Four years ago, the Commonwealth Book Club read Malcolm Gladwell’s Outliers - a book which surveys some of the latest research on the factors contributing to human success.
One factor Gladwell deals with in detail is the importance of being born in the right part of the year. Apparently, when young children begin an activity which has a cut-off date for participation, those with birthdays just after the cut-off date do much better than those with birthdays just before that date.
Gladwell focuses much of his attention on Canadian youth hockey, but recently, there has been significant research indicating that birth-dates and cut-off dates also have significant impacts on the success of children in the first years of school.
For example, if a school system requires that a student entering kindergarten be five years old by September 30 – Virginia’s legal requirement – then students born in October and November will probably do much better (on average) than students born in August and September.
The explanation is that students born just after the cut-off date are nearly a year older than those born just before that date. And when you’re a little kid, a year is a big percentage of your life.
Consider the situation in Virginia schools. Suppose two kids, with similar backgrounds and native abilities, start kindergarten this September. One was born on September 30, and thus begins kindergarten on her fifth birthday. The other was born on October 1, and starts school the day before her sixth birthday.
Which child would you expect to display more maturity, greater reading ability, and a quicker grasp of arithmetic? Which child do you suppose the teacher will be more likely to identify as “gifted”?
After all, one child is almost 20 percent older than the other.
Gladwell is a journalist, not a researcher, but there is increasing research to support the notion that children born late in an age cohort are at a significant disadvantage compared to those born early – and that this disadvantage can persist throughout that child’s school career.
If this is true – and really, it would be a fairly easy thing to research – then it’s truly a fundamental injustice.
And it would be relatively easy to fix.
All we’d need to do is re-structure our elementary schools to take birthdays into account.
The more ambitious plan would be to have three starting dates during the elementary schools’ academic year. By putting some of our elementary schools on a year-round schedule – and allowing parents to choose those schools – we could have new cohorts starting on say, January 1 and May 1. That way, the difference between the oldest and youngest child in a cohort would be four months, not 364 days.
A less ambitious plan would be to group entering students into age-related cohorts within a school, while keeping the same calendar. If a specific school had three kindergarten classes, the entering cohort would be divided into three equal-sized groups, based on birthdate. The late-born students would undoubtedly be, as a group, less mature and less able than those across the hall – but they would be far more competitive within their own classroom.
Now, it will be argued that truly outstanding children will overcome the disadvantage of starting school at a younger age than their classmates. And this is true. Children of exceptional intellectual ability – and those with remarkable diligence – will find a way to overcome the artificial advantages our bureaucratic rules create.

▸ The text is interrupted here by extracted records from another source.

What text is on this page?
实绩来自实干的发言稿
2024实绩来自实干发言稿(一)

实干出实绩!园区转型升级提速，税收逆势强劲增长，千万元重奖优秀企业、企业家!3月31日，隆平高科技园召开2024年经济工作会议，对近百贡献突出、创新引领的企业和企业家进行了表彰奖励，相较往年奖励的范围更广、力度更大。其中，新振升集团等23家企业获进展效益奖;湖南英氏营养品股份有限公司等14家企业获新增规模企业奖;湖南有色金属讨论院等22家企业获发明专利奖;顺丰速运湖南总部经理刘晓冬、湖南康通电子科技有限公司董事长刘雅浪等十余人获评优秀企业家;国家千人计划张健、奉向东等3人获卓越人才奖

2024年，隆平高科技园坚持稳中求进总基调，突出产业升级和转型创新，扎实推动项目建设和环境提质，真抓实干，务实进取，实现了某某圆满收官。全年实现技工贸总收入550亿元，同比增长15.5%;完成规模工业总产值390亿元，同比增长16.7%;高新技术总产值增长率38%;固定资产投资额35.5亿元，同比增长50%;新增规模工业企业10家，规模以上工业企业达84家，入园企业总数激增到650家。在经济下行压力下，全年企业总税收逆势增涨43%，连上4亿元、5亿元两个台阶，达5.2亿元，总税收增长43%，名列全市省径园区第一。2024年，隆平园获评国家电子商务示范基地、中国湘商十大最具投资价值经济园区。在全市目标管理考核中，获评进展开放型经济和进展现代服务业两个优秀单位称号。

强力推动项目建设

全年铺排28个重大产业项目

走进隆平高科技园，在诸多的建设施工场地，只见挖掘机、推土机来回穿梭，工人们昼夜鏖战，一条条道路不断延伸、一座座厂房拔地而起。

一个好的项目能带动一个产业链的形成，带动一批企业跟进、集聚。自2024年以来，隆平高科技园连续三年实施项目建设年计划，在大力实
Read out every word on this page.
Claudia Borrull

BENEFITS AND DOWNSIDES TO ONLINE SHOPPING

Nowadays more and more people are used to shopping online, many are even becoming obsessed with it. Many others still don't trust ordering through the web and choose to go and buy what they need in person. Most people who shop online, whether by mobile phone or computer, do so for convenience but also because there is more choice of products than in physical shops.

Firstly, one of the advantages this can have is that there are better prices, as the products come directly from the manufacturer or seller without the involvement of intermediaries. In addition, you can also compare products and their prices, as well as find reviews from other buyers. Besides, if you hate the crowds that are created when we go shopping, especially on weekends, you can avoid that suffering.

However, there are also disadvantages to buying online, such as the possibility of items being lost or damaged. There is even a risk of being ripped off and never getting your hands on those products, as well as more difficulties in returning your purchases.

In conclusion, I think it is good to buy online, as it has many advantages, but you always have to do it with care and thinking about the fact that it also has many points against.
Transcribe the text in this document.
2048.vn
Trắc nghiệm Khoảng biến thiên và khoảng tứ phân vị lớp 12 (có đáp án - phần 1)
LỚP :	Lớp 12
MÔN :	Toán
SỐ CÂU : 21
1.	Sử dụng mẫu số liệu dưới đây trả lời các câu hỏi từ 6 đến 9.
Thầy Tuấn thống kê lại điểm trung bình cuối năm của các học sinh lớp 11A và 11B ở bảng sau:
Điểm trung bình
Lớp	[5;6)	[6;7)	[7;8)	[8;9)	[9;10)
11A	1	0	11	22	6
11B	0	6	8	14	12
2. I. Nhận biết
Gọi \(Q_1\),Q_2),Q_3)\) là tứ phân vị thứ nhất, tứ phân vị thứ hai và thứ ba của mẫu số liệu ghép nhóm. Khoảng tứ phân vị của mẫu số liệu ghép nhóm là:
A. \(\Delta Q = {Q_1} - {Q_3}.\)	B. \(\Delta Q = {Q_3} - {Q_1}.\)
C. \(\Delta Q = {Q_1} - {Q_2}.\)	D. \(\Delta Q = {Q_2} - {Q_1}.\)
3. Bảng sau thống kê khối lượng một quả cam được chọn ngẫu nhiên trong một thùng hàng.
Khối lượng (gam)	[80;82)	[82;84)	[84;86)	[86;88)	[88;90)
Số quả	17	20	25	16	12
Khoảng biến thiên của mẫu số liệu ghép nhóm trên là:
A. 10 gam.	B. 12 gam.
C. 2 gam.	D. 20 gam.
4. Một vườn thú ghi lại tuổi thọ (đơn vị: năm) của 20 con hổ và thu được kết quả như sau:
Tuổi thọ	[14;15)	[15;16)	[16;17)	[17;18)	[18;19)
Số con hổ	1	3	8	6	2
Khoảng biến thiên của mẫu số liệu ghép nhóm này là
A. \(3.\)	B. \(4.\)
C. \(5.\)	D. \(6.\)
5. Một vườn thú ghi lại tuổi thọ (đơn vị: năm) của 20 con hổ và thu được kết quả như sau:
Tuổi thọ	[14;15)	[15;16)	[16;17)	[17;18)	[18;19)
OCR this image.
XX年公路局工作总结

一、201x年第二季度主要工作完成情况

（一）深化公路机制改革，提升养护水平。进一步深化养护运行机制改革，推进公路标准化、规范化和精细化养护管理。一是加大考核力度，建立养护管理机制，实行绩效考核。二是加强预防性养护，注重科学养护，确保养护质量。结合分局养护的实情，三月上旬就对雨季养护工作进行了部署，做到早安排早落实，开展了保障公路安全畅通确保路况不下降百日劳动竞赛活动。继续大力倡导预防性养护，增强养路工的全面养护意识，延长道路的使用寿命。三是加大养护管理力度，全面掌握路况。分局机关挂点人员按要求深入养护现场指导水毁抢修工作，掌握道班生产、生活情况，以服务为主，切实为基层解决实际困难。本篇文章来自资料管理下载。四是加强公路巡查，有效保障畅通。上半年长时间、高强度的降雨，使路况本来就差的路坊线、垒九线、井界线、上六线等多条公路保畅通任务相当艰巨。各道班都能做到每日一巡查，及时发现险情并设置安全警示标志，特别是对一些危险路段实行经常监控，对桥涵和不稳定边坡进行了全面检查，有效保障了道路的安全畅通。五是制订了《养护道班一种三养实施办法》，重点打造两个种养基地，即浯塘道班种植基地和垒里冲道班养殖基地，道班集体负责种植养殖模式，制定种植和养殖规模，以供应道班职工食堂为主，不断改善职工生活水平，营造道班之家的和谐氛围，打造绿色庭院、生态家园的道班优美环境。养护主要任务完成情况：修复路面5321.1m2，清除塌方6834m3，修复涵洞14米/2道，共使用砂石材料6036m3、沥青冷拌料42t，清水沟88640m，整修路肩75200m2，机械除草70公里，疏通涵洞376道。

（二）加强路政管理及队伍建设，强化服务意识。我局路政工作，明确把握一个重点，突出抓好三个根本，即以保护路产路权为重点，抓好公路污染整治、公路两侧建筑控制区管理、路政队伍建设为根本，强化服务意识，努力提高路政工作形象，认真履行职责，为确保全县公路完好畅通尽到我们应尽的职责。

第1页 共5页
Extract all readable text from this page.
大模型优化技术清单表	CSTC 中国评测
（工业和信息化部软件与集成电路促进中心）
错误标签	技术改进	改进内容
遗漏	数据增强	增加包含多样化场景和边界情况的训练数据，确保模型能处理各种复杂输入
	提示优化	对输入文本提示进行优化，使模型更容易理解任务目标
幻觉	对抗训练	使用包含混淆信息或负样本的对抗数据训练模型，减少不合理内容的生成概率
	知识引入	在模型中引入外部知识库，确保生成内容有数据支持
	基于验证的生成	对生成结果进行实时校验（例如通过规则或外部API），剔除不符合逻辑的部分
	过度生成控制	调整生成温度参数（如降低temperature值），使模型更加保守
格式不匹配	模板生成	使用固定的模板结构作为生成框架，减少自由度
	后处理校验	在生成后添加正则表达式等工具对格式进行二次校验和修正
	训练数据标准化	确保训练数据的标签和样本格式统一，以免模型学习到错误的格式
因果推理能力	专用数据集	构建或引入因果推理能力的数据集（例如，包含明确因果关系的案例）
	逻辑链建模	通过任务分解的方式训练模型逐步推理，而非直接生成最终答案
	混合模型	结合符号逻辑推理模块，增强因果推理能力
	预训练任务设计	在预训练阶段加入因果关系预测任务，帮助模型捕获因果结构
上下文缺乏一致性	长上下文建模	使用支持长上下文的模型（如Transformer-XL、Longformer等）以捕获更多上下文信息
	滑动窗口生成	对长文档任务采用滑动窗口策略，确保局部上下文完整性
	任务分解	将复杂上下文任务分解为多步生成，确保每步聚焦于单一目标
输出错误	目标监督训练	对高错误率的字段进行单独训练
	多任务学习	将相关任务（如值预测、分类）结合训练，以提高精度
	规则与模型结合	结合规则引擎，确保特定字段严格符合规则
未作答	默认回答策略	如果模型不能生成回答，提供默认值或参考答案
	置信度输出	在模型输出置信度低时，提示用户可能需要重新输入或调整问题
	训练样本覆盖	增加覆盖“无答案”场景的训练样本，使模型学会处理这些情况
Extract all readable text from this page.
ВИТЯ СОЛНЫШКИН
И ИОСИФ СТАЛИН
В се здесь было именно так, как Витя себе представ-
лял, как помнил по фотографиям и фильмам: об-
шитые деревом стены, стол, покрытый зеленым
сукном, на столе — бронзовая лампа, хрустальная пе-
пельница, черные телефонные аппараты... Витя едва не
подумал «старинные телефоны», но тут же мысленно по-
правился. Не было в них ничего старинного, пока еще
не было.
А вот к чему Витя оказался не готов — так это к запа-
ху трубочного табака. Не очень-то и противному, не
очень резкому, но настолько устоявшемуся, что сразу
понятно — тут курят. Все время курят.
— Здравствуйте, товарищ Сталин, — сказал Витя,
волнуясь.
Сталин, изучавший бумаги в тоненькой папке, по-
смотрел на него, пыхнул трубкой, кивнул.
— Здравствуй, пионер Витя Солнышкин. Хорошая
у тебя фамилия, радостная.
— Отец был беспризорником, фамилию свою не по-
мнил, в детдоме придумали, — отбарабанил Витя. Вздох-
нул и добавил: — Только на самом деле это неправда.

The problem with that sort of thinking is that human institutions should not, as a general rule, be designed around the qualities of exceptional individuals.
Think about it. Suppose we designed our legal system around the qualities of people of exceptional moral character. We wouldn’t need criminal laws. We could stop locking our houses and our cars. We could save a lot of money by laying off most of our police force.
Anybody think those are good ideas?
If not, then perhaps it would be better not to design our schools around the qualities of the smartest, most diligent students.
Now, it might be objected that grouping students into sub-cohorts with an age-range of only a few months will show up in standardized testing. But sooner or later, we’re going to have to recognize that standardized testing – in its present form – has been a huge mistake.
And designing educational programs around the testing regimen is a classic instance of putting the cart before the horse.
Besides, that problem could be eliminated by going to a year-round schedule, with new cohorts starting kindergarten every few months.
What’s far more important than any objection is that every student’s potential be fully developed. That’s not just a question of fairness to the student – but fairness to ourselves.
As we never tire of saying, our children are our future.
If that’s true, why on earth would we condemn a substantial portion of them to a bad start?